Tea Party-aligned lawmakers suggested Sunday they were still serious about linking the debt vote to spending cuts.

"I don't think he's calling anyone's bluff," Sen. Mike Lee, R-Utah, told "Meet the Press." "What I'm focused on is not as much the debt limit, but what we do to make sure that we're not stuck in the same position again just a few months from now. We keep doing the same thing over and over again, and until we put a different kind of process in place, a structural spending reform, it's going to continue to happen."

Sen. Rand Paul, R-Ky., on CNN's "State of the Union," said it's "yet to be determined" whether he would support a filibuster on the debt ceiling vote.

Sen. Tom Coburn, R-Okla,, said on "Fox News Sunday" that he needs to have "absolute certainty" a deficit reduction plan includes "critical changes."

"Unless we do that, there's no way I'll support it," Coburn said on the debt ceiling increase. "We're going to have a debt crisis, either with this or soon thereafter, if we don't come together."

Rep. Chris Van Hollen, D-Md., though, said Congress should not "monkey around with the full faith and credit of the United States."

"Linking the two and saying you're only going to vote for the debt ceiling if something particular happens on deficit reduction I think is playing Russian roulette with, like, the fully loaded revolver," he said on "Fox News Sunday."
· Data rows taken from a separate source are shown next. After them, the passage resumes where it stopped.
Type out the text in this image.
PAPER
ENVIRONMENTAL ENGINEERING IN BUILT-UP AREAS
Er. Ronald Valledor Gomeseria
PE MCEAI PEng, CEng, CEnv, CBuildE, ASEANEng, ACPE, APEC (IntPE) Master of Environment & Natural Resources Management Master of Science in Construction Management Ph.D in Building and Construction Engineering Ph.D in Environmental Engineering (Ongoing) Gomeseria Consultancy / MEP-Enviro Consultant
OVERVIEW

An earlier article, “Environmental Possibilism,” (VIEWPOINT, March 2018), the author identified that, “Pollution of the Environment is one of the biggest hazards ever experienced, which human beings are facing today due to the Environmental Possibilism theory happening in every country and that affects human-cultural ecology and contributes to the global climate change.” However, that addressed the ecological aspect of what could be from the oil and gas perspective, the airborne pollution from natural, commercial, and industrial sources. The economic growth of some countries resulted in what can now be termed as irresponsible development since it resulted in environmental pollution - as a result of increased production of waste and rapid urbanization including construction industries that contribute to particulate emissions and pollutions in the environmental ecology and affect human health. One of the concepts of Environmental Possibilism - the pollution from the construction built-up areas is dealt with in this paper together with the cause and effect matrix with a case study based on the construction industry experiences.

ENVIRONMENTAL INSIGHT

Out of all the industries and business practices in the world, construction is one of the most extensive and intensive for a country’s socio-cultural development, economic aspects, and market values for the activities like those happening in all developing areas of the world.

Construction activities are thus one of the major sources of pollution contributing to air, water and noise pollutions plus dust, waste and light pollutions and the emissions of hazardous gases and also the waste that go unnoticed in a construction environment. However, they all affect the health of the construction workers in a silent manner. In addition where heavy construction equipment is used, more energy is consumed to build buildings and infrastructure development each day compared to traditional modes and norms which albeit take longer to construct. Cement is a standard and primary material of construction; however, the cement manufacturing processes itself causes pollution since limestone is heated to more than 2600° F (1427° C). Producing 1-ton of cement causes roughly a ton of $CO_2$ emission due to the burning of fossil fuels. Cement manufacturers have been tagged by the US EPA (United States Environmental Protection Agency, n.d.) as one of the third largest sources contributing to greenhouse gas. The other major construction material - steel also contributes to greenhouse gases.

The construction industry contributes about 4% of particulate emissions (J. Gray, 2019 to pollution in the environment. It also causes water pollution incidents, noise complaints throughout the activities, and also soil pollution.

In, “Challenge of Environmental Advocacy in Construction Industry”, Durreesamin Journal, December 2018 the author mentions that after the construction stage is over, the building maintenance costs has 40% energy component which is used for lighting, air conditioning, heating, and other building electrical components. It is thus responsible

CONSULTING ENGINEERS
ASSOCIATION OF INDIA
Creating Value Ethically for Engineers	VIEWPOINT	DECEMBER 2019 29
Geithner said repeatedly that lawmakers who want to take the country to the "brink" will bear the responsibility for the risk that creates.

He suggested that merely flirting with that edge would create a problem. But he said if Congress ultimately rejects an increase in the debt limit, it would trigger a crisis that makes that 2008 meltdown look tame. Geithner reiterated warnings that such a vote would force the government to halt benefits payments to seniors and veterans and would risk the government defaulting on its interest.